Lo que caracteriza este capítulo no es un Dios que quita la contaminación del pecado; de lo contrario, estos leprosos, como Naamán, no habrían permanecido como eran; sino un Dios que quita el juicio en la persona del enemigo y al mismo tiempo destruye el poder de la muerte, para que las pobres criaturas contaminadas puedan vivir y disfrutar de las bendiciones de las que habían sido privadas.
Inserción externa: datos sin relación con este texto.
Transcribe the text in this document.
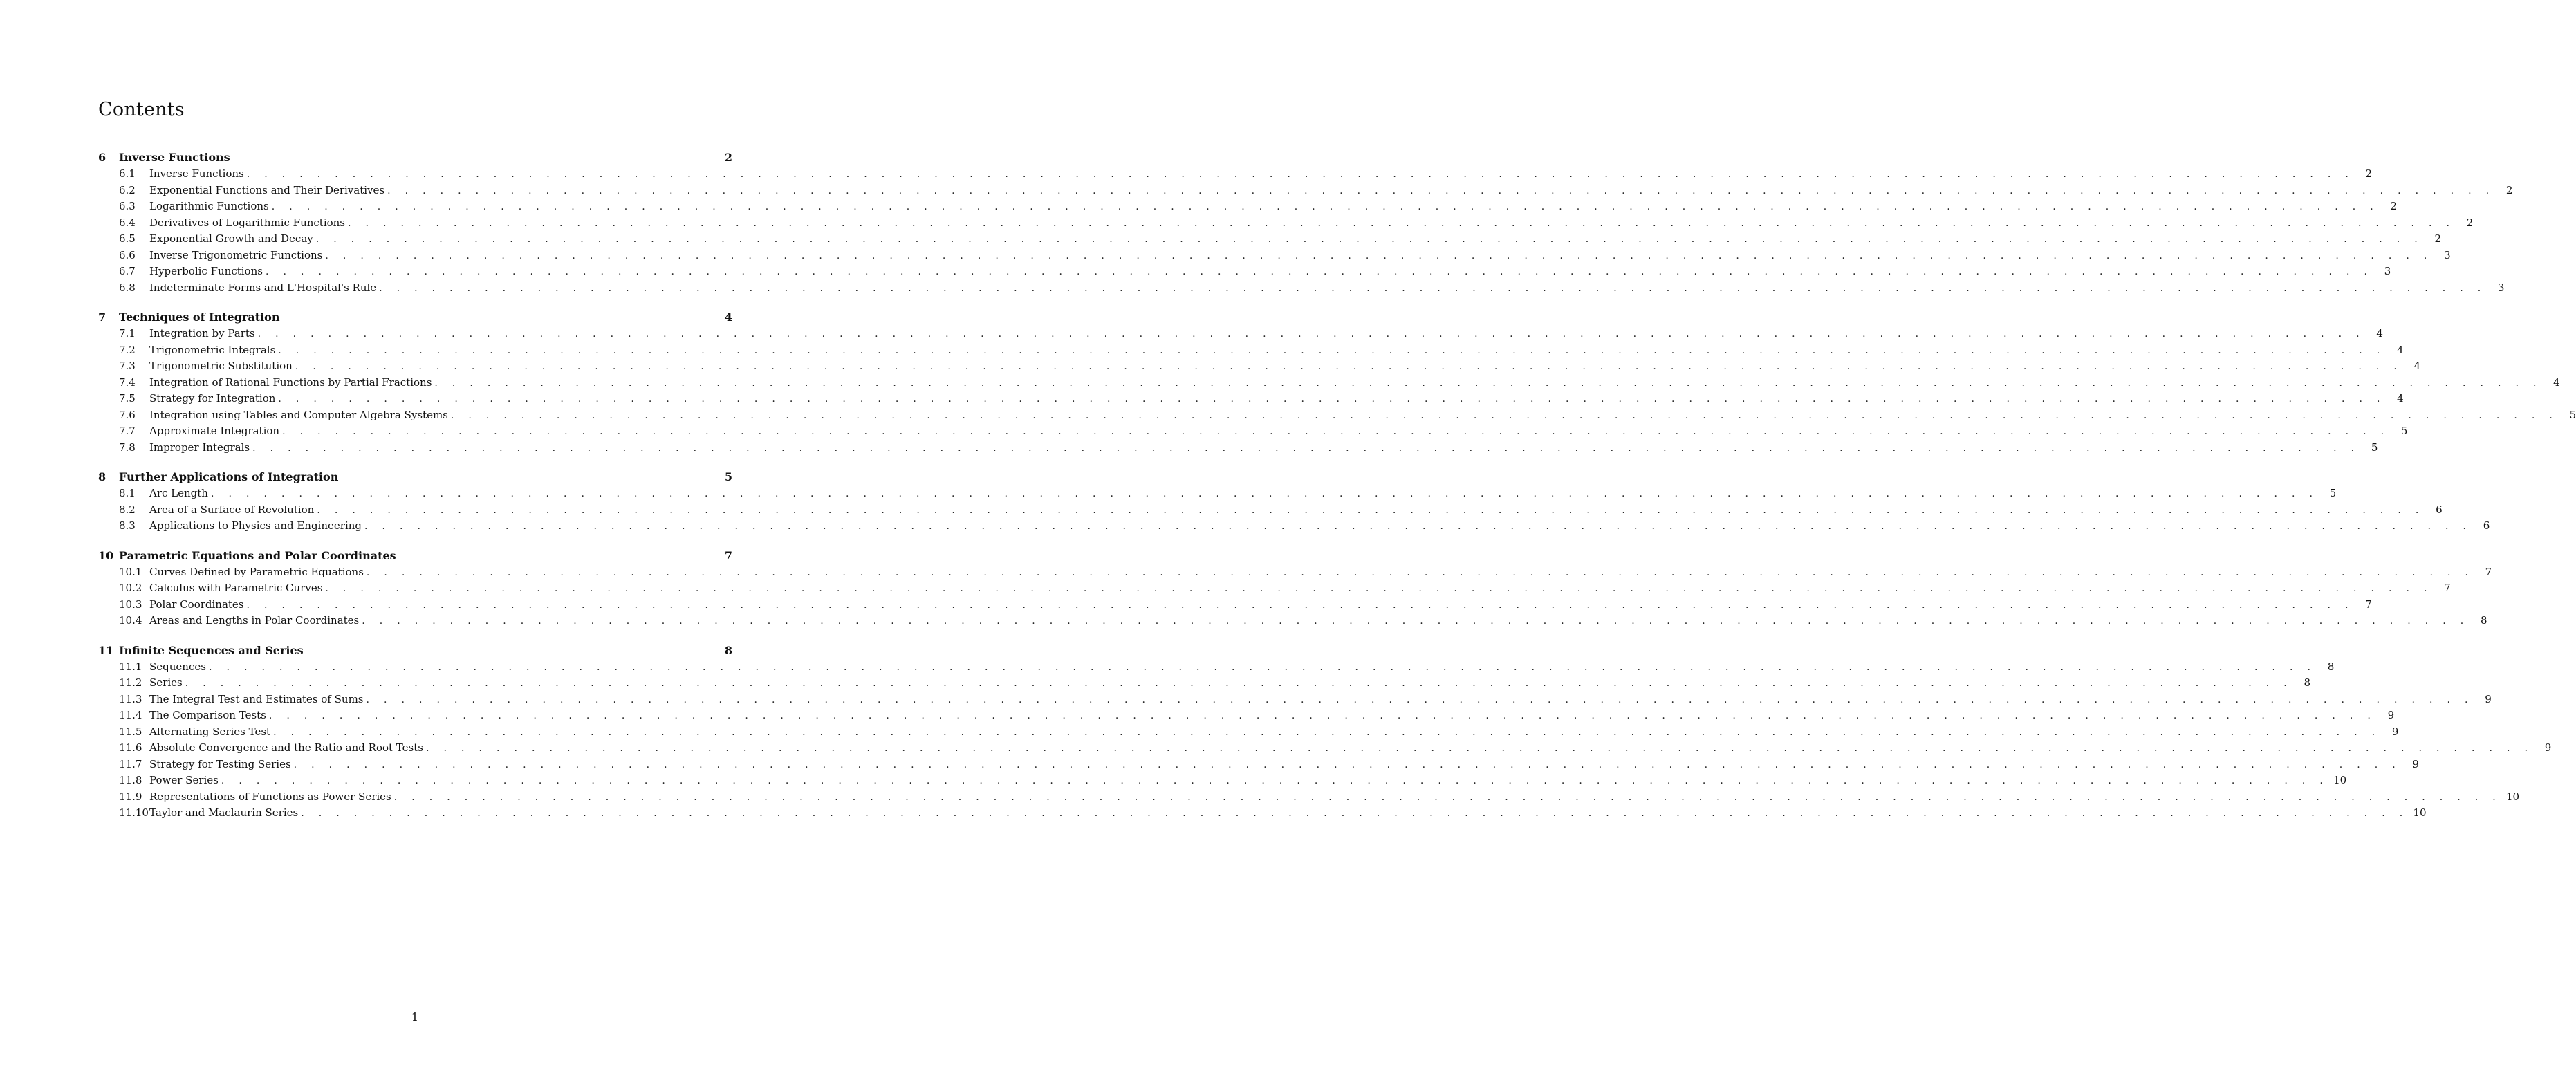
Contents
6	Inverse Functions	2
6.1	Inverse Functions . . . . . . . . . . . . . . . . . . . . . . . . . . . . . . . . . . . . . . . . . . . . . . . . . . . . . . . . . . . . . . . . . . . . . . . . . . . . . . . . . . . . . . . . . . . . . . . . . . . . . . . . . . . . . . . . . . . . . . . .	2
6.2	Exponential Functions and Their Derivatives . . . . . . . . . . . . . . . . . . . . . . . . . . . . . . . . . . . . . . . . . . . . . . . . . . . . . . . . . . . . . . . . . . . . . . . . . . . . . . . . . . . . . . . . . . . . . . . . . . . . . . . . . . . . . . . . . . . . . . . .	2
6.3	Logarithmic Functions . . . . . . . . . . . . . . . . . . . . . . . . . . . . . . . . . . . . . . . . . . . . . . . . . . . . . . . . . . . . . . . . . . . . . . . . . . . . . . . . . . . . . . . . . . . . . . . . . . . . . . . . . . . . . . . . . . . . . . . .	2
6.4	Derivatives of Logarithmic Functions . . . . . . . . . . . . . . . . . . . . . . . . . . . . . . . . . . . . . . . . . . . . . . . . . . . . . . . . . . . . . . . . . . . . . . . . . . . . . . . . . . . . . . . . . . . . . . . . . . . . . . . . . . . . . . . . . . . . . . . .	2
6.5	Exponential Growth and Decay . . . . . . . . . . . . . . . . . . . . . . . . . . . . . . . . . . . . . . . . . . . . . . . . . . . . . . . . . . . . . . . . . . . . . . . . . . . . . . . . . . . . . . . . . . . . . . . . . . . . . . . . . . . . . . . . . . . . . . . .	2
6.6	Inverse Trigonometric Functions . . . . . . . . . . . . . . . . . . . . . . . . . . . . . . . . . . . . . . . . . . . . . . . . . . . . . . . . . . . . . . . . . . . . . . . . . . . . . . . . . . . . . . . . . . . . . . . . . . . . . . . . . . . . . . . . . . . . . . . .	3
6.7	Hyperbolic Functions . . . . . . . . . . . . . . . . . . . . . . . . . . . . . . . . . . . . . . . . . . . . . . . . . . . . . . . . . . . . . . . . . . . . . . . . . . . . . . . . . . . . . . . . . . . . . . . . . . . . . . . . . . . . . . . . . . . . . . . .	3
6.8	Indeterminate Forms and L'Hospital's Rule . . . . . . . . . . . . . . . . . . . . . . . . . . . . . . . . . . . . . . . . . . . . . . . . . . . . . . . . . . . . . . . . . . . . . . . . . . . . . . . . . . . . . . . . . . . . . . . . . . . . . . . . . . . . . . . . . . . . . . . .	3
7	Techniques of Integration	4
7.1	Integration by Parts . . . . . . . . . . . . . . . . . . . . . . . . . . . . . . . . . . . . . . . . . . . . . . . . . . . . . . . . . . . . . . . . . . . . . . . . . . . . . . . . . . . . . . . . . . . . . . . . . . . . . . . . . . . . . . . . . . . . . . . .	4
7.2	Trigonometric Integrals . . . . . . . . . . . . . . . . . . . . . . . . . . . . . . . . . . . . . . . . . . . . . . . . . . . . . . . . . . . . . . . . . . . . . . . . . . . . . . . . . . . . . . . . . . . . . . . . . . . . . . . . . . . . . . . . . . . . . . . .	4
7.3	Trigonometric Substitution . . . . . . . . . . . . . . . . . . . . . . . . . . . . . . . . . . . . . . . . . . . . . . . . . . . . . . . . . . . . . . . . . . . . . . . . . . . . . . . . . . . . . . . . . . . . . . . . . . . . . . . . . . . . . . . . . . . . . . . .	4
7.4	Integration of Rational Functions by Partial Fractions . . . . . . . . . . . . . . . . . . . . . . . . . . . . . . . . . . . . . . . . . . . . . . . . . . . . . . . . . . . . . . . . . . . . . . . . . . . . . . . . . . . . . . . . . . . . . . . . . . . . . . . . . . . . . . . . . . . . . . . .	4
7.5	Strategy for Integration . . . . . . . . . . . . . . . . . . . . . . . . . . . . . . . . . . . . . . . . . . . . . . . . . . . . . . . . . . . . . . . . . . . . . . . . . . . . . . . . . . . . . . . . . . . . . . . . . . . . . . . . . . . . . . . . . . . . . . . .	4
7.6	Integration using Tables and Computer Algebra Systems . . . . . . . . . . . . . . . . . . . . . . . . . . . . . . . . . . . . . . . . . . . . . . . . . . . . . . . . . . . . . . . . . . . . . . . . . . . . . . . . . . . . . . . . . . . . . . . . . . . . . . . . . . . . . . . . . . . . . . . .	5
7.7	Approximate Integration . . . . . . . . . . . . . . . . . . . . . . . . . . . . . . . . . . . . . . . . . . . . . . . . . . . . . . . . . . . . . . . . . . . . . . . . . . . . . . . . . . . . . . . . . . . . . . . . . . . . . . . . . . . . . . . . . . . . . . . .	5
7.8	Improper Integrals . . . . . . . . . . . . . . . . . . . . . . . . . . . . . . . . . . . . . . . . . . . . . . . . . . . . . . . . . . . . . . . . . . . . . . . . . . . . . . . . . . . . . . . . . . . . . . . . . . . . . . . . . . . . . . . . . . . . . . . .	5
8	Further Applications of Integration	5
8.1	Arc Length . . . . . . . . . . . . . . . . . . . . . . . . . . . . . . . . . . . . . . . . . . . . . . . . . . . . . . . . . . . . . . . . . . . . . . . . . . . . . . . . . . . . . . . . . . . . . . . . . . . . . . . . . . . . . . . . . . . . . . . .	5
8.2	Area of a Surface of Revolution . . . . . . . . . . . . . . . . . . . . . . . . . . . . . . . . . . . . . . . . . . . . . . . . . . . . . . . . . . . . . . . . . . . . . . . . . . . . . . . . . . . . . . . . . . . . . . . . . . . . . . . . . . . . . . . . . . . . . . . .	6
8.3	Applications to Physics and Engineering . . . . . . . . . . . . . . . . . . . . . . . . . . . . . . . . . . . . . . . . . . . . . . . . . . . . . . . . . . . . . . . . . . . . . . . . . . . . . . . . . . . . . . . . . . . . . . . . . . . . . . . . . . . . . . . . . . . . . . . .	6
10 Parametric Equations and Polar Coordinates	7
10.1 Curves Defined by Parametric Equations . . . . . . . . . . . . . . . . . . . . . . . . . . . . . . . . . . . . . . . . . . . . . . . . . . . . . . . . . . . . . . . . . . . . . . . . . . . . . . . . . . . . . . . . . . . . . . . . . . . . . . . . . . . . . . . . . . . . . . . .	7
10.2 Calculus with Parametric Curves . . . . . . . . . . . . . . . . . . . . . . . . . . . . . . . . . . . . . . . . . . . . . . . . . . . . . . . . . . . . . . . . . . . . . . . . . . . . . . . . . . . . . . . . . . . . . . . . . . . . . . . . . . . . . . . . . . . . . . . .	7
10.3 Polar Coordinates . . . . . . . . . . . . . . . . . . . . . . . . . . . . . . . . . . . . . . . . . . . . . . . . . . . . . . . . . . . . . . . . . . . . . . . . . . . . . . . . . . . . . . . . . . . . . . . . . . . . . . . . . . . . . . . . . . . . . . . .	7
10.4 Areas and Lengths in Polar Coordinates . . . . . . . . . . . . . . . . . . . . . . . . . . . . . . . . . . . . . . . . . . . . . . . . . . . . . . . . . . . . . . . . . . . . . . . . . . . . . . . . . . . . . . . . . . . . . . . . . . . . . . . . . . . . . . . . . . . . . . . .	8
11 Infinite Sequences and Series	8
11.1 Sequences . . . . . . . . . . . . . . . . . . . . . . . . . . . . . . . . . . . . . . . . . . . . . . . . . . . . . . . . . . . . . . . . . . . . . . . . . . . . . . . . . . . . . . . . . . . . . . . . . . . . . . . . . . . . . . . . . . . . . . . .	8
11.2 Series . . . . . . . . . . . . . . . . . . . . . . . . . . . . . . . . . . . . . . . . . . . . . . . . . . . . . . . . . . . . . . . . . . . . . . . . . . . . . . . . . . . . . . . . . . . . . . . . . . . . . . . . . . . . . . . . . . . . . . . .	8
11.3 The Integral Test and Estimates of Sums . . . . . . . . . . . . . . . . . . . . . . . . . . . . . . . . . . . . . . . . . . . . . . . . . . . . . . . . . . . . . . . . . . . . . . . . . . . . . . . . . . . . . . . . . . . . . . . . . . . . . . . . . . . . . . . . . . . . . . . .	9
11.4 The Comparison Tests . . . . . . . . . . . . . . . . . . . . . . . . . . . . . . . . . . . . . . . . . . . . . . . . . . . . . . . . . . . . . . . . . . . . . . . . . . . . . . . . . . . . . . . . . . . . . . . . . . . . . . . . . . . . . . . . . . . . . . . .	9
11.5 Alternating Series Test . . . . . . . . . . . . . . . . . . . . . . . . . . . . . . . . . . . . . . . . . . . . . . . . . . . . . . . . . . . . . . . . . . . . . . . . . . . . . . . . . . . . . . . . . . . . . . . . . . . . . . . . . . . . . . . . . . . . . . . .	9
11.6 Absolute Convergence and the Ratio and Root Tests . . . . . . . . . . . . . . . . . . . . . . . . . . . . . . . . . . . . . . . . . . . . . . . . . . . . . . . . . . . . . . . . . . . . . . . . . . . . . . . . . . . . . . . . . . . . . . . . . . . . . . . . . . . . . . . . . . . . . . . .	9
11.7 Strategy for Testing Series . . . . . . . . . . . . . . . . . . . . . . . . . . . . . . . . . . . . . . . . . . . . . . . . . . . . . . . . . . . . . . . . . . . . . . . . . . . . . . . . . . . . . . . . . . . . . . . . . . . . . . . . . . . . . . . . . . . . . . . .	9
11.8 Power Series . . . . . . . . . . . . . . . . . . . . . . . . . . . . . . . . . . . . . . . . . . . . . . . . . . . . . . . . . . . . . . . . . . . . . . . . . . . . . . . . . . . . . . . . . . . . . . . . . . . . . . . . . . . . . . . . . . . . . . . . 10
11.9 Representations of Functions as Power Series . . . . . . . . . . . . . . . . . . . . . . . . . . . . . . . . . . . . . . . . . . . . . . . . . . . . . . . . . . . . . . . . . . . . . . . . . . . . . . . . . . . . . . . . . . . . . . . . . . . . . . . . . . . . . . . . . . . . . . . . 10
11.10 Taylor and Maclaurin Series . . . . . . . . . . . . . . . . . . . . . . . . . . . . . . . . . . . . . . . . . . . . . . . . . . . . . . . . . . . . . . . . . . . . . . . . . . . . . . . . . . . . . . . . . . . . . . . . . . . . . . . . . . . . . . . . . . . . . . . . 10
1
Notemos otra característica del evangelio en este relato. Cuando Eliseo dio a conocer que “mañana” cesaría la hambruna, dijo: “Escucha” (2 Reyes 7:1). Esta palabra está dirigida a todos sin distinción, al pueblo, al rey, al señor burlón, así como la semilla del sembrador cae indiscriminadamente sobre todo tipo de terreno. Es lo mismo para la victoria ganada. Todos están invitados. Sus resultados se ofrecen sin distinción a todos. La gente, toda la ciudad, el rey y sus sirvientes están invitados a esta fiesta. El famoso “mañana” anunciado por el profeta ha sido cambiado a “hoy”. Todos pueden venir, festejar y enriquecerse, pero están lejos de compartir la alegría de los leprosos. Estos leprosos, en presencia de las maravillas de su salvación, no pueden permanecer en silencio; deben hablar: “¡Mantenemos nuestra paz!” Vemos cómo el rey y sus siervos reciben el anuncio de liberación (2 Reyes 7:12-15). Para ellos, esta salvación que no les cuesta nada esconde una trampa. Al menos, dicen, hagamos algo de nuestra parte, y se comprometan a perseguir a los enemigos. ¡Con dos carros y cinco caballos deteriorados! Todo lo que pueden hacer es retrasar la hora de la liberación tratando de determinar lo que los leprosos habían agarrado antes de su investigación. Su pensamiento, en presencia de las buenas nuevas, es pura incredulidad. El rey dice: “Déjame decirte lo que los sirios nos han hecho. Saben que tenemos hambre, y han salido del campamento para esconderse en el campo, diciendo: Cuando salgan de la ciudad, los atraparemos vivos y entraremos en la ciudad” (2 Reyes 7:12) Luego, a propuesta de uno de sus siervos, agrega: “Ve y mira”. La vista, para ellos, reemplaza la fe, y si tienen parte, como los demás, en los resultados de la liberación, la vista no los salva; Nunca ha salvado a nadie. El capitán es un ejemplo aterrador de esto. El profeta le había dicho: “Lo verás con tus ojos, pero no comerás de él” (2 Reyes 7:19). “Y así le sucedió a él; y el pueblo lo pisoteó en la puerta, y murió”. Para él, ver era el preludio inmediato de la muerte.